Já no Rio Grande do Sul, o Tribunal de Justiça manteve liminar concedida em primeira instância na Ação Civil Pública movida pela Associação Mães e Pais pela Democracia (AMPD), para suspender o retorno das aulas presenciais nas escolas públicas e privadas do Estado do Rio Grande do Sul, enquanto vigente a decretação de bandeira preta do Sistema de Distanciamento Controlado. Tal decisão, inclusive, foi confirmada pelo presidente do Supremo Tribunal Federal, o ministro Luiz Fux, que reputou “haver dúvida razoável acerca de quais sejam as recomendações técnico-científicas relativas à matéria controvertida”, trazendo dúvidas acerca da possibilidade de retorno às aulas no atual estágio da pandemia (Suspensão de Tutela Provisória 750/RS).
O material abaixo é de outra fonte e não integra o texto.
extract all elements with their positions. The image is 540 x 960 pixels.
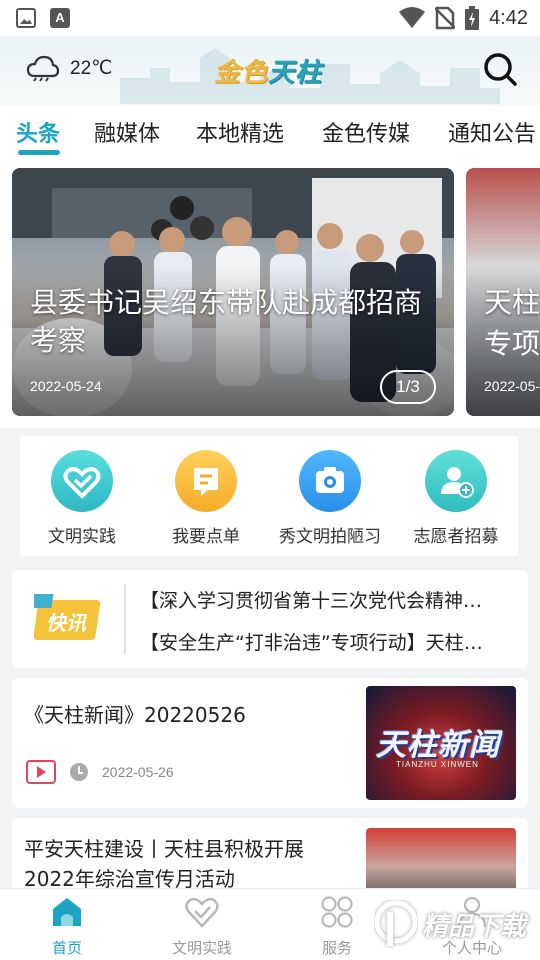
flash-news: 快讯 【深入学习贯彻省第十三次党代会精神… 【安全生产“打非治违”专项行动】天柱… — [12, 570, 528, 668]
grid-icon — [321, 896, 353, 928]
tab-media[interactable]: 融媒体 — [94, 116, 160, 148]
weather-widget[interactable]: 22℃ — [26, 54, 112, 82]
slide-date: 2022-05- — [484, 378, 540, 394]
heart-icon — [185, 897, 219, 928]
news-title: 平安天柱建设丨天柱县积极开展 — [24, 837, 304, 861]
logo-part2: 天柱 — [268, 58, 323, 88]
quick-link-photo[interactable]: 秀文明拍陋习 — [268, 450, 392, 547]
font-icon: A — [50, 8, 70, 28]
nav-label: 服务 — [321, 939, 352, 957]
slide-title: 天柱 — [484, 286, 540, 319]
video-icon — [26, 760, 56, 784]
tab-local[interactable]: 本地精选 — [196, 116, 284, 148]
nav-label: 首页 — [51, 939, 82, 957]
quick-link-volunteer[interactable]: 志愿者招募 — [394, 450, 518, 547]
news-title: 《天柱新闻》20220526 — [24, 703, 246, 727]
no-sim-icon — [435, 6, 456, 30]
thumbnail-title: 天柱新闻 — [376, 728, 500, 763]
app-header: 22℃ 金色天柱 — [0, 36, 540, 106]
slide-title: 县委书记吴绍东带队赴成都招商考察 — [30, 286, 423, 357]
quick-link-label: 秀文明拍陋习 — [279, 527, 381, 547]
flash-news-item[interactable]: 【安全生产“打非治违”专项行动】天柱… — [140, 628, 520, 655]
thumbnail-subtitle: TIANZHU XINWEN — [396, 760, 479, 769]
watermark-logo — [374, 900, 418, 946]
quick-link-label: 我要点单 — [172, 527, 240, 547]
search-icon[interactable] — [482, 51, 518, 87]
category-tabs: 头条 融媒体 本地精选 金色传媒 通知公告 — [0, 106, 540, 162]
volunteer-icon — [425, 450, 487, 512]
divider — [124, 584, 126, 654]
banner-carousel[interactable]: 县委书记吴绍东带队赴成都招商考察 2022-05-24 1/3 天柱 专项 20… — [0, 162, 540, 428]
quick-links: 文明实践 我要点单 秀文明拍陋习 志愿者招募 — [20, 436, 518, 556]
image-icon — [16, 8, 36, 28]
active-tab-indicator — [18, 150, 60, 155]
news-card[interactable]: 平安天柱建设丨天柱县积极开展 2022年综治宣传月活动 — [12, 818, 528, 898]
logo-part1: 金色 — [214, 58, 269, 88]
slide-counter: 1/3 — [380, 370, 436, 404]
tab-notices[interactable]: 通知公告 — [448, 116, 536, 148]
nav-services[interactable]: 服务 — [287, 895, 387, 958]
order-icon — [175, 450, 237, 512]
watermark: 精品下载 — [374, 898, 534, 952]
cloudy-icon — [26, 55, 60, 82]
status-bar: A 4:42 — [0, 0, 540, 36]
temperature: 22℃ — [70, 57, 113, 79]
flash-logo-text: 快讯 — [46, 611, 88, 635]
quick-link-label: 文明实践 — [48, 527, 116, 547]
slide-date: 2022-05-24 — [30, 378, 102, 394]
battery-icon — [465, 6, 480, 30]
news-card[interactable]: 《天柱新闻》20220526 2022-05-26 天柱新闻 TIANZHU X… — [12, 678, 528, 808]
heart-icon — [51, 450, 113, 512]
tab-golden-media[interactable]: 金色传媒 — [322, 116, 410, 148]
flash-news-logo: 快讯 — [34, 594, 101, 640]
banner-slide-next[interactable]: 天柱 专项 2022-05- — [466, 168, 540, 416]
news-date: 2022-05-26 — [102, 764, 174, 780]
quick-link-label: 志愿者招募 — [413, 527, 499, 547]
quick-link-order[interactable]: 我要点单 — [144, 450, 268, 547]
clock-time: 4:42 — [489, 6, 528, 29]
tab-headlines[interactable]: 头条 — [16, 116, 60, 148]
flash-news-item[interactable]: 【深入学习贯彻省第十三次党代会精神… — [140, 586, 520, 613]
banner-slide[interactable]: 县委书记吴绍东带队赴成都招商考察 2022-05-24 1/3 — [12, 168, 454, 416]
app-logo: 金色天柱 — [214, 52, 322, 89]
nav-home[interactable]: 首页 — [17, 895, 117, 958]
camera-icon — [299, 450, 361, 512]
news-thumbnail: 天柱新闻 TIANZHU XINWEN — [366, 686, 516, 800]
home-icon — [53, 898, 81, 926]
nav-civilization[interactable]: 文明实践 — [152, 895, 252, 958]
nav-label: 文明实践 — [171, 939, 232, 957]
clock-icon — [70, 763, 88, 781]
watermark-text: 精品下载 — [422, 912, 527, 942]
wifi-icon — [399, 7, 426, 28]
quick-link-civilization[interactable]: 文明实践 — [20, 450, 144, 547]
slide-title-line2: 专项 — [484, 327, 540, 360]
O impasse acerca da real orientação a ser seguida – se a favor ou contra o retorno das aulas – deve ser analisado à luz da impossibilidade, em regra, do Judiciário substituir o Executivo enquanto formulador e implementador de políticas públicas. Contudo, em todos os casos acima analisados, não há uma decisão definitiva, a qual ocorreu apenas na Ação Civil Pública analisada pela Corte Paulista e que ainda pende de recursos.
Em resumo: qual o cenário atual?
O cenário atual, como visto, é bastante tormentoso e incerto. Não há segurança jurídica na volta às aulas presenciais a todos envolvidos, ante o constante “abre e fecha” narrado. Por todo o país, tem se reproduzido o embate entre aqueles que desejam ver as escolas abertas e aqueles que entendem que é necessário que todos estejam vacinados para que, apenas então, as aulas presenciais sejam retomadas.
Ambos os lados possuem argumentos. Sabemos que é inviável reabrir as escolas sem a garantia da implementação de rígidos protocolos de biossegurança, visando a preservar a saúde e a vida de todos os atores envolvidos (pais, alunos, professores e demais profissionais da educação). Ao mesmo tempo, não é possível cogitar que se aguarde a vacinação de toda a população e o fim da pandemia para que ocorra a retomada das atividades presenciais nas escolas – relembrando que o Brasil foi o país que, no curso da pandemia, manteve as escolas fechadas pelo maior período de tempo.
O diálogo se faz cada vez mais necessário para que se aparem as arestas e se encontre um norte a seguir. Em um cenário tão conturbado, a Educação brasileira não carece de mais incertezas: é preciso navegar em águas calmas, sem tanta turbulência, com todos remando em um mesmo sentido.
A judicialização da volta às aulas que se nota em todo o Brasil é um sinal da importância de mais diálogo e articulação interinstitucional pela busca de soluções. Enquanto persistir o conflito e os antagonismos, tempo, esforços e recursos serão desperdiçados; é preciso reuni-los e agir coordenadamente em prol do objetivo comum de assegurar o retorno seguro às aulas a milhares de crianças e adolescentes, para mitigar os prejuízos a toda uma geração que não pode exercer o simples direito de ir à escola e aprender.
Alessandra Gotti é fundadora e presidente-executiva do Instituto Articule. Doutora em Direito Constitucional pela PUC/SP. Foi Consultora da Organização das Nações Unidas para a Educação, a Ciência e a Cultura (Unesco) e do Conselho Nacional de Educação.
Arthur Paku Ottolini Balbani é associado efetivo e pesquisador do Instituto Articule. Mestrando em Direito pela USP. Assistente jurídico do Tribunal de Justiça do Estado de São Paulo.